È un momento nero per Berlusconi. Cosa pensa della sentenza Mediaset?
«Penso che qualcosa non torna. Che è vero che le sentenze vanno rispettate, ma quando sono sentenze di giudici imparziali. Non è il caso della sentenza Mediaset, né di quella Mondadori».
Si spieghi meglio.
«Mediaset non ha commesso alcuna evasione. Infatti, i manager di Mediaset che firmano i bilanci sono stati assolti. Perché lui, che non ha mai sottoscritto un documento, una dichiarazione, un contratto, viene condannato? Perché un gruppo che paga miliardi di euro di tasse dovrebbe evadere per un importo minimo? Perché non avrebbero approfittato del condono tombale se avessero avuto la consapevolezza di aver evaso? E perché, quando a evadere sono stati altri italiani famosi, hanno sempre pagato solo delle multe? A chi non crede – come invece ci credo io – che ci sia un complotto di una parte della magistratura per espellere dalla vita politica il leader del centrodestra, chiederei di farsi queste domande la prossima volta che si andrà a votare».
Berlusconi non vuole chiedere la grazia, e difficilmente sarà messo agli arresti domiciliari: è più probabile l’affidamento ai servizi sociali. Come pensa che lo affronterà?
«Con stile, come affronta qualunque cosa. È una vita che fa del bene, che aiuta in silenzio i più deboli, i più poveri, tutti quelli che hanno bisogno. La vergogna è che gli avversari politici vogliano umiliarlo. Vogliono veder soffrire il nemico perché sanno che è un nemico vincente».
Preoccupata?
«Vivo in prima linea la sua storia. Certo che temo per lui: c’è un fuoco di fila che non accenna a fermarsi».

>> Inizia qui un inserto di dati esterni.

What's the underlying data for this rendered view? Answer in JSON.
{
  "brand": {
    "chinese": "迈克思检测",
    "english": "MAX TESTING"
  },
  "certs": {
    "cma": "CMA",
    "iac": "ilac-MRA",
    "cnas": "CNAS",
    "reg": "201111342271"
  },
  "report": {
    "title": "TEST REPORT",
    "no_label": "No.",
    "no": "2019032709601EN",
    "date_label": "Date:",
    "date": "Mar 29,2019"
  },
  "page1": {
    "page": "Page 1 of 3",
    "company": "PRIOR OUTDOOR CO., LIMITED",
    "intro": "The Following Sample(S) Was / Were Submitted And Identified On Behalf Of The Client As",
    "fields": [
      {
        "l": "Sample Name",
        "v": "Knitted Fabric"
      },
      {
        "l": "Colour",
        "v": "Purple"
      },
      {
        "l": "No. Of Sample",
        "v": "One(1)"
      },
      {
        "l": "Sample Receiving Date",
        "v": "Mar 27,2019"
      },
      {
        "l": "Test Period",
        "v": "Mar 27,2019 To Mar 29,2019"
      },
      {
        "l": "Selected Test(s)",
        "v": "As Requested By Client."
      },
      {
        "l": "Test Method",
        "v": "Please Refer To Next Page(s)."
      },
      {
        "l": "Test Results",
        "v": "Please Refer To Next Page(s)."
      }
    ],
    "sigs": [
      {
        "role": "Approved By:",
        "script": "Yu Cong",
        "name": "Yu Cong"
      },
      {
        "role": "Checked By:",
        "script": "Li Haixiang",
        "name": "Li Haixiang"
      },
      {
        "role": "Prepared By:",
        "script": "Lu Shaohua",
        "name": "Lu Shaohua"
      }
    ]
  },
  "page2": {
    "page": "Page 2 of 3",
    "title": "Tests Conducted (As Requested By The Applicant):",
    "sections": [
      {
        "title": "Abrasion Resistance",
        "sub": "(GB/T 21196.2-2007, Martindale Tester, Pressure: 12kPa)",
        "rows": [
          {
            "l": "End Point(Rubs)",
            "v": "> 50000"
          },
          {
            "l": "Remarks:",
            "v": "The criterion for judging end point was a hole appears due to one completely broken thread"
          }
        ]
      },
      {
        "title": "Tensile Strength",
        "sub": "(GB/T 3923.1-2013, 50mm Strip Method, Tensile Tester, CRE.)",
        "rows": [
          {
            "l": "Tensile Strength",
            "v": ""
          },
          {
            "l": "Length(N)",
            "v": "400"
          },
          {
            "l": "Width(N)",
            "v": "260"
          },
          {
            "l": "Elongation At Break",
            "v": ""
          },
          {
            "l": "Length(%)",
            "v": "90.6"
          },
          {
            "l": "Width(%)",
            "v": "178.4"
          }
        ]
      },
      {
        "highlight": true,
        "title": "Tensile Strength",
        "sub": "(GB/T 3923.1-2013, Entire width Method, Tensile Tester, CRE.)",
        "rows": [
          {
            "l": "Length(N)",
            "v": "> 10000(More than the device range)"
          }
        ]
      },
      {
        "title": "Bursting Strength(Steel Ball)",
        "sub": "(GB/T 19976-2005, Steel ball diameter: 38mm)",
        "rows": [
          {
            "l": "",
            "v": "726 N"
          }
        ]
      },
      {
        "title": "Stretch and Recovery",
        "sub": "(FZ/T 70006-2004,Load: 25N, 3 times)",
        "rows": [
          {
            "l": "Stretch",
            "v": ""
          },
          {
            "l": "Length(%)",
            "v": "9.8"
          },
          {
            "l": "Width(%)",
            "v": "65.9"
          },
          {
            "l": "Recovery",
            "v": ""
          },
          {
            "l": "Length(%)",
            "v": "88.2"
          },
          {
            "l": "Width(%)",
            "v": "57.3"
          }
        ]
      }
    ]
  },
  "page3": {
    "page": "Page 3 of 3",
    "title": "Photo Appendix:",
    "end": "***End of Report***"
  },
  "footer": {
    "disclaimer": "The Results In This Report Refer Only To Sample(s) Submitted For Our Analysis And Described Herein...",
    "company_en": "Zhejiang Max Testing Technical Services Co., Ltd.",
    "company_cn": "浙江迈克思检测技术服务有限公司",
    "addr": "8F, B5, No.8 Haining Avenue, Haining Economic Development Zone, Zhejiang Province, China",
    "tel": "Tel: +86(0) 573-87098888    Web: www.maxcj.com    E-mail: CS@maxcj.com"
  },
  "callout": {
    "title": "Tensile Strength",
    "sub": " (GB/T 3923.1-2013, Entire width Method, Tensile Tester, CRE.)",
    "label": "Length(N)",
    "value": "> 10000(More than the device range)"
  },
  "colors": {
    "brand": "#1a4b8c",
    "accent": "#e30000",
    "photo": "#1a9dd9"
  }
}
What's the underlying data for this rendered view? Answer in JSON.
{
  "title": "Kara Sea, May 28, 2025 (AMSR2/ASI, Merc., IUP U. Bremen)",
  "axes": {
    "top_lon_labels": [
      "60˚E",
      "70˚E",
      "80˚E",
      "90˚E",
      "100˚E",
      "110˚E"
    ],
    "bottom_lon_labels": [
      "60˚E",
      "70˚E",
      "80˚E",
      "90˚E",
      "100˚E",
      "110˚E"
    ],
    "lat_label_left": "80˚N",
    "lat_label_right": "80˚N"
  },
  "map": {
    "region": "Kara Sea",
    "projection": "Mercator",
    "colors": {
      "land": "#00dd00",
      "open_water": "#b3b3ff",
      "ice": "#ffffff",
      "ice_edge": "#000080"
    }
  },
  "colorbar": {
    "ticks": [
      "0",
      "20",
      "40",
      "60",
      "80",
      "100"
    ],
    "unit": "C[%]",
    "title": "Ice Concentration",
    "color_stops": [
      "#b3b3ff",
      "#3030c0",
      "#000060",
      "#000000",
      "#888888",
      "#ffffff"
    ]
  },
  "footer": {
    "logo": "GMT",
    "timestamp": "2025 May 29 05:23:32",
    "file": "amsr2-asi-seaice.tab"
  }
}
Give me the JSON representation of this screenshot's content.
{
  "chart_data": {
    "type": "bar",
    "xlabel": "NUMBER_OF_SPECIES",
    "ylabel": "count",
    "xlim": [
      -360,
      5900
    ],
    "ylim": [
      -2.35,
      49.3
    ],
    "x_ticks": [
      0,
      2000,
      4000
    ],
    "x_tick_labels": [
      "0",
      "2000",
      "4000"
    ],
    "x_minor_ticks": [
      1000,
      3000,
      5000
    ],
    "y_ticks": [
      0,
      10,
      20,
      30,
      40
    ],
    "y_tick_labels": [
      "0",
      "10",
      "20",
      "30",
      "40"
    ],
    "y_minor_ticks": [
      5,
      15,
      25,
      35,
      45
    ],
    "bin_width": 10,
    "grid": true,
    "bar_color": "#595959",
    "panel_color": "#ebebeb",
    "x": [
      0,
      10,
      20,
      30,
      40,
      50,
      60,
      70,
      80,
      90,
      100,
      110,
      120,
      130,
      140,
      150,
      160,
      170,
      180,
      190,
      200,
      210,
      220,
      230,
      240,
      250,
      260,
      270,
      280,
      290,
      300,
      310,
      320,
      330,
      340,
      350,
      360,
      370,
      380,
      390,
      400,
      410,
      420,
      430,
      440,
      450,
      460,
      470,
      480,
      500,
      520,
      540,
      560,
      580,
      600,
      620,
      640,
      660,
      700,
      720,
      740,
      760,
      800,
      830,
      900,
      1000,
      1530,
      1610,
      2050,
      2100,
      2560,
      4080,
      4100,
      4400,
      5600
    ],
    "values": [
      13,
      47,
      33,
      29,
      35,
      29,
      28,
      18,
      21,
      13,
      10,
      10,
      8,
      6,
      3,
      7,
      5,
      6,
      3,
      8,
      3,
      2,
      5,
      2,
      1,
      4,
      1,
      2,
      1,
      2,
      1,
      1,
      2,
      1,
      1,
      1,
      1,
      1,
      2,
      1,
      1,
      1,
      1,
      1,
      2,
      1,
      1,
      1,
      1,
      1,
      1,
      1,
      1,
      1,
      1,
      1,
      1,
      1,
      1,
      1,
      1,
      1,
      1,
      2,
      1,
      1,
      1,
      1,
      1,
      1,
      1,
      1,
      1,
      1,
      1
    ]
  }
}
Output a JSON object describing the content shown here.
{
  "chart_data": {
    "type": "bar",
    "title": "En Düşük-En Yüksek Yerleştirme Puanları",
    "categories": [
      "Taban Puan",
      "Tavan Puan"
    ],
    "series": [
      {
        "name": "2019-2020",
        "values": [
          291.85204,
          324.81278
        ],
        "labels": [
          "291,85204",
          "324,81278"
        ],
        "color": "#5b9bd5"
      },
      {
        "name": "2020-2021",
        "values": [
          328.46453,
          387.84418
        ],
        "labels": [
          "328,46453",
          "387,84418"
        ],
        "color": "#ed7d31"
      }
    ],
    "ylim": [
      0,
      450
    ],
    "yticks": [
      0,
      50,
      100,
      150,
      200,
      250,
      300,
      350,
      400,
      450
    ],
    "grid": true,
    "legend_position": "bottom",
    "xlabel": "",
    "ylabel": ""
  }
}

Berlusconi dovrà piegarsi?
«Non credo. C’è ancora il ricorso alla Corte di Strasburgo: i suoi diritti umani sono stati violati per annientare il leader politico. In ogni caso, non si spezzerà. E il rilancio di Forza Italia è la dimostrazione che non è finito».
Parla la militante?
«Sono sempre io, già pronta con la bandiera in pugno».
Berlusconi non sarà comunque eterno. Che cosa resterà dell’uomo politico?
«Ha fondato un movimento che ha riscosso un successo straordinario, ha stravolto e innovato la politica italiana, ha creato il centrodestra di governo. È stato, ed è, un leader unico».
Lei ha solo 28 anni, lui ne compie 77 a giorni. Ci pensa al futuro?
«Non faccio calcoli, altrimenti non sarei qui. Non ho prospettive a lungo termine. Vivo il presente. Ogni volta che ho fatto un progetto mi è andata male».
Sui social network ha scritto: «Con Berlusconi in ricchezza e povertà, finché morte non ci separi». Pensa a un matrimonio?
«La prassi vuole che sia sempre io a fare la prima mossa. L’ho cercato, l’ho corteggiato, l’ho fatto innamorare e l’ho fatto fidanzare. Praticamente ho fatto e faccio tutto io: lui deve solo dire di sì».